Ferguson could be describing de Havilland’s command of the scene when he ends his review by suggesting that the cast would have been better off performing another play than this “product of a poet’s exuberance and youth. Its phrases ring like bells, there is an easy strong vigor and charmed air to the whole. But owing to circumstances and the matter of a few centuries in time, its words are beautiful as words in a book, not in the mouths of fools.”
It’s worth mentioning that this summation directly follows on Ferguson’s lamely worded reference to de Havilland’s “comprehension of what the lines are all about.” It’s her Hermia who offers the exuberance and youth and vigor and charm, who makes the phrases ring like bells, and brings the beauty of the words into the 20th century. In fact, I used the word “modern” about de Havilland’s screen test because she reminded me at times of a modern actress, the Winona Ryder of Night on Earth (1991) and The Age of Innocence (1993).
The Heiress
On the occasion of de Havilland’s 100th birthday, I mentioned her Oscar-winning performance as Catherine in William Wyler’s The Heiress (1949), from the Henry James novel Washington Square. Besides having the year 1916 in common, James died on February 28, de Havilland was born on July 1, the way the actress bravely, forthrightly surrenders herself to the role of Catherine, she could have been reading over James’s shoulder as he wrote: “She was not ugly; she had simply a plain, dull, gentle countenance. The most that had ever been said for her was that she had a ‘nice’ face, and, though she was an heiress, no one had ever thought of regarding her as a belle. Her father’s opinion of her moral purity was abundantly justified; she was excellently, imperturbably good; affectionate, docile, obedient, and much addicted to speaking the truth.”
The words have a quality not unlike Agee’s appreciation of de Havilland: “thoughtful, quiet, detailed, and well sustained … an unusually healthful-seeming and likable temperament … an undivided pleasure to see.”
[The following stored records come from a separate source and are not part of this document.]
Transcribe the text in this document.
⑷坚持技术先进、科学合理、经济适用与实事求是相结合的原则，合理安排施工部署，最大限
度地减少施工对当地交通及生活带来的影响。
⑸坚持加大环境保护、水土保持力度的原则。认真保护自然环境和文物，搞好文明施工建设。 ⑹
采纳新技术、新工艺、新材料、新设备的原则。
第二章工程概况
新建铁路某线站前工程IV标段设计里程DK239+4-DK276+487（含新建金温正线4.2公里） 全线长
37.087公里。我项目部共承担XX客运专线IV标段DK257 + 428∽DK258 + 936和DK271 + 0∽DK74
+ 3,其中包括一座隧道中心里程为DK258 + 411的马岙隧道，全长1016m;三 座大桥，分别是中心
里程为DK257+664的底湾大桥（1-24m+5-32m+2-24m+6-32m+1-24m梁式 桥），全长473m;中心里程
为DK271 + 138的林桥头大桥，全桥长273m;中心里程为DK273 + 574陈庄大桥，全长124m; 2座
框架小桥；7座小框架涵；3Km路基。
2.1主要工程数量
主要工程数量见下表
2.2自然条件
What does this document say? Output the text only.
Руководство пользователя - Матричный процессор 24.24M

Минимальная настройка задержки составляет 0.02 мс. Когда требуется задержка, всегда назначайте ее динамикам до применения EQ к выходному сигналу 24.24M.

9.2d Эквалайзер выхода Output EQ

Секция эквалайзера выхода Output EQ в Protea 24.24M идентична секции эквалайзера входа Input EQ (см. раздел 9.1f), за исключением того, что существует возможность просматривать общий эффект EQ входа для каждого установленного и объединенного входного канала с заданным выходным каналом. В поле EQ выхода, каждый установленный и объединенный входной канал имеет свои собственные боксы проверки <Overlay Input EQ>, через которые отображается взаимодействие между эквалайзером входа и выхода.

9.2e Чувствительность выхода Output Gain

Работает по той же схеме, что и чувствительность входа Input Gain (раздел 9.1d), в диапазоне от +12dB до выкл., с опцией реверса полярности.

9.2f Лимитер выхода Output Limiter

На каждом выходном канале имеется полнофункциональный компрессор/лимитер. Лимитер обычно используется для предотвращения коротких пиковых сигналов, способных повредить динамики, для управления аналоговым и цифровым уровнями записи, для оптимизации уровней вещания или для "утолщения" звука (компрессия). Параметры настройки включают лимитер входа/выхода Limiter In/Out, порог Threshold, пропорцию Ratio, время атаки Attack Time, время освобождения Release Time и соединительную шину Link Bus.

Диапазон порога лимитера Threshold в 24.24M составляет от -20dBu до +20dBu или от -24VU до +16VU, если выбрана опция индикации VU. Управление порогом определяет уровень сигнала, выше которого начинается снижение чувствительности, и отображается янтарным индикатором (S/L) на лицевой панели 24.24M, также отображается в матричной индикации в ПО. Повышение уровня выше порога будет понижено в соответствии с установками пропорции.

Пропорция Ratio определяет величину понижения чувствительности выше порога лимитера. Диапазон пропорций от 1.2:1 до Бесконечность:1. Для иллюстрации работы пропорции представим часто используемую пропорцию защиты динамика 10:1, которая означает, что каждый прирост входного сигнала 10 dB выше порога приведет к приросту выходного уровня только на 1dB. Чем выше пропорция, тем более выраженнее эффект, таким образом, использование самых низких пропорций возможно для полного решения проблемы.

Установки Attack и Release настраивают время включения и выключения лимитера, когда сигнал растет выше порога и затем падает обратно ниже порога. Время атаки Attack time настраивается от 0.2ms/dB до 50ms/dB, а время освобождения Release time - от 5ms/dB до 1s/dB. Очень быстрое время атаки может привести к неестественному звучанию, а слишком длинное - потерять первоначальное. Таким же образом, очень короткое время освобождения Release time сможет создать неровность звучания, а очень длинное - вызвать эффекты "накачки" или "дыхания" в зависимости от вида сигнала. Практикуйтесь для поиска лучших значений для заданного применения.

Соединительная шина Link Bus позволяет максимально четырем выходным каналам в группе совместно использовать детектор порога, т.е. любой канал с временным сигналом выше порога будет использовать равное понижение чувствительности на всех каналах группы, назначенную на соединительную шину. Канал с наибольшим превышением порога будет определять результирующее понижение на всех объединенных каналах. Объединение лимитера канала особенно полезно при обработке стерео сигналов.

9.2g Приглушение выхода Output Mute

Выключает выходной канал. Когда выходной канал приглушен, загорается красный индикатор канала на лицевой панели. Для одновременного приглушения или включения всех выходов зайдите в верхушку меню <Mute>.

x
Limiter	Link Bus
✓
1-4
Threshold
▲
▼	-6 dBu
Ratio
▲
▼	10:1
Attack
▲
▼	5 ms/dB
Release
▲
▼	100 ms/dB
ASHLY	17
Wondering if my instinct about de Havilland’s screen test resemblance to Winona Ryder had any merit, I searched online and found this quote from Ryder about the back story of Martin Scorsese’s Age of Innocence: “Scorsese would talk to me about this movie ‘The Heiress’ with Olivia de Havilland. We were talking about this scene in it, and suddenly we were rolling. It was very intentional, and I didn’t realize — because we talk old movies all the time.”
The Last Star
In “The Last Star,” a January 2015 Entertainment Weekly interview, de Havilland talked about being the only surviving cast member of Gone With the Wind and recalls losing the Best Supporting Actress Oscar to Hattie McDaniel, the first African American to win an Academy Award. While entering de Havilland’s name for Supporting Actress was actually studio strategy to avoid splitting the Best Actress vote with Vivien Leigh, Olivia’s Melanie is in the best sense a supporting character (the calm in the eye of Hurricane Scarlett), given the way that her warmth and integrity make a perfect foil for Leigh’s flamboyant Scarlett O’Hara. Having outlived everyone involved with GWTW by almost 50 years, de Havilland had continued fulfilling that role as a supporter and spokesperson for the film and everyone in it (she said she’d seen it “about 30 times”). The fact that she was all by herself didn’t make her melancholy. “Instead,” she said, “when I see them vibrantly alive on screen, I experience a kind of reunion with them, a joyful one.”
Mean What You Say
Interviewed for the Academy of Achievement as “The Last Belle of Cinema,” de Havilland explained what drew her to the character of Melanie: “The main thing is that she was always thinking of the other person … She had this marvelous capacity to relate to people with whom she would normally have no relationship.” No less important in de Havilland’s development as an actress was the simple lesson she learned from James Cagney, who told her, “whatever you say, mean it,” advice she also had from GWTW director Victor Fleming: “Remember, everything that Melanie says, she means.”